La novia —con vestido beige regalado por el modisto Tomás García y cargada de joyas familiares que los reportajes de la época valoraron en 72 millones de pesetas— salió del templo en volandas con la ayuda de la policía. “Los pocos invitados que habían conseguido entrar, descompuestos, despeinados y sudorosos, salieron junto a los novios por una puerta trasera para huir de semejante marabunta”, relataba el locutor de Televisión Española. No hubo lluvia de arroz. Sí de lágrimas, que la recién casada se secaba con un pañuelo dentro del coche nupcial. Allí esperó y esperó porque nadie encontraba las llaves del vehículo. Su hermano Antonio, ya descamisado por el calor, la consolaba. Finalmente, la llevaron al banquete en otro vehículo. “¿Yo divertirme en mi boda? No, yo no me divertí”, reconocía años después en la biografía escrita por Menéndez Flores.

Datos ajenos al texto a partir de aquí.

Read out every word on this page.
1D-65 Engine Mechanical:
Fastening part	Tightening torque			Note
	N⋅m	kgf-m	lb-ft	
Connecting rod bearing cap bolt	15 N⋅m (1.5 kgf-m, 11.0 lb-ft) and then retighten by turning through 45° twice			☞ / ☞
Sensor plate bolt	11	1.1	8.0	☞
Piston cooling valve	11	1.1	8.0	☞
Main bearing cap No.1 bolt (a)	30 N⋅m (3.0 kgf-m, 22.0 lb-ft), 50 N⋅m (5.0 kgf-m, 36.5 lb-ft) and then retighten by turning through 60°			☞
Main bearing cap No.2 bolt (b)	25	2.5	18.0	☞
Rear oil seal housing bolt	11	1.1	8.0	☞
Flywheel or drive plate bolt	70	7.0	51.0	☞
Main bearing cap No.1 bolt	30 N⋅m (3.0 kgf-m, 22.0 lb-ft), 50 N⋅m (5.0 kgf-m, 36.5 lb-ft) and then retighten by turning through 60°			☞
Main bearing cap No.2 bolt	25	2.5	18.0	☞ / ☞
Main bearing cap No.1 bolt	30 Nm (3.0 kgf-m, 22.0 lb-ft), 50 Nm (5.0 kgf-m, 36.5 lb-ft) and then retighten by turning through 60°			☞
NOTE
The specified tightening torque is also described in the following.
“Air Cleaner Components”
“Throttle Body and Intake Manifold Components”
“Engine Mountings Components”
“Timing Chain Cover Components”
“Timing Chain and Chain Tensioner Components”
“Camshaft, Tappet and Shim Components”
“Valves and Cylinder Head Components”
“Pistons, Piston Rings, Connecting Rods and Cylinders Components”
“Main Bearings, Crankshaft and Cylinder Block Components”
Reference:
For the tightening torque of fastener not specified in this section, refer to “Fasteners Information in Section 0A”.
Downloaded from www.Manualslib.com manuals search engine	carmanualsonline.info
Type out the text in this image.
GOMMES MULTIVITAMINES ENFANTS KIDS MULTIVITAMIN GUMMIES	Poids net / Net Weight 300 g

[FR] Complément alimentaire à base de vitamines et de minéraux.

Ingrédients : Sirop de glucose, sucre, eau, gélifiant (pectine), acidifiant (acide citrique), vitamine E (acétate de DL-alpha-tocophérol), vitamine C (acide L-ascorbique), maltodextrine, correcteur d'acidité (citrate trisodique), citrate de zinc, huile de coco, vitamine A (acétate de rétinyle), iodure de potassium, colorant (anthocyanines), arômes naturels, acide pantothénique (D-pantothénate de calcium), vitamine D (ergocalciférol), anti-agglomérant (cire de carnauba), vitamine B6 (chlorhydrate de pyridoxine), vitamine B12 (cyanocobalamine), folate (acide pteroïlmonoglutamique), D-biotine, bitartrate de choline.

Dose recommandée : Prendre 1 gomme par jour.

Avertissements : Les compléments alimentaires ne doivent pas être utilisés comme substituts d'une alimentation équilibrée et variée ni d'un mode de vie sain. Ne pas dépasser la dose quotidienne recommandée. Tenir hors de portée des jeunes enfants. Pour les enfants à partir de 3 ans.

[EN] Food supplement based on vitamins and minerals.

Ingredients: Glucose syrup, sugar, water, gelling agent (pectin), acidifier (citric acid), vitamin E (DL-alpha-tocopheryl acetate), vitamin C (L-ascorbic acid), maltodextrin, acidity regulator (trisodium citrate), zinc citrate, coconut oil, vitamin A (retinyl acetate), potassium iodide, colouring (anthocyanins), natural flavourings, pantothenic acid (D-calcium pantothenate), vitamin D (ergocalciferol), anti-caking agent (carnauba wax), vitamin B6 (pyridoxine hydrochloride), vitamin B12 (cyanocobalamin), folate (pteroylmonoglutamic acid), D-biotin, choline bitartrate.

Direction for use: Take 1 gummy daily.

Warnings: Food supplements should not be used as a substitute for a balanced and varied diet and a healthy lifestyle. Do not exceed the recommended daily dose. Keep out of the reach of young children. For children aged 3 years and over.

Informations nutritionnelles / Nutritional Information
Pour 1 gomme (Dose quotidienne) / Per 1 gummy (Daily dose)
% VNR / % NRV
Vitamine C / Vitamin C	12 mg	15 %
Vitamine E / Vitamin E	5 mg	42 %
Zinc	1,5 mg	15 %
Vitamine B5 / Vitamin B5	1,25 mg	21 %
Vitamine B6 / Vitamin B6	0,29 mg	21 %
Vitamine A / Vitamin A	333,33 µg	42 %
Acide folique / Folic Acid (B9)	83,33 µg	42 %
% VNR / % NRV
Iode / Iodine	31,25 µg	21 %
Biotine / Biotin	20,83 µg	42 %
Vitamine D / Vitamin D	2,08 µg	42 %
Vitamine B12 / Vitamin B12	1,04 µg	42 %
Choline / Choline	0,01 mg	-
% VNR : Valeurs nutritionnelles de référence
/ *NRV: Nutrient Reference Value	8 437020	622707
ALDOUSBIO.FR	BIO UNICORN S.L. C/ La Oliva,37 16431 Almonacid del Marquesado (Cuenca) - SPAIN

El banquete de bodas se celebró en el restaurante libanés Montazah Al Salemiah —entonces uno de los establecimientos de moda de la Costa del Sol— y, aunque había unos 450 invitados, allí aparecieron 900 personas. El bullicio era tal que no dejaban entrar a los hermanos de Lolita ni a su padre, Antonio González El Pescaílla. Como recoge la crónica firmada por José Antonio Frías en EL PAÍS, el menú consistió en “un buffet frío, parrillada argentina y especialidades libanesas”. Hubo tarta nupcial y corte con un largo sable. También vigilancia policial a la novia para evitar nuevos problemas en una fiesta que duró hasta el amanecer y de la que desaparecieron hasta los cubiertos. Digno final de una jornada rocambolesca.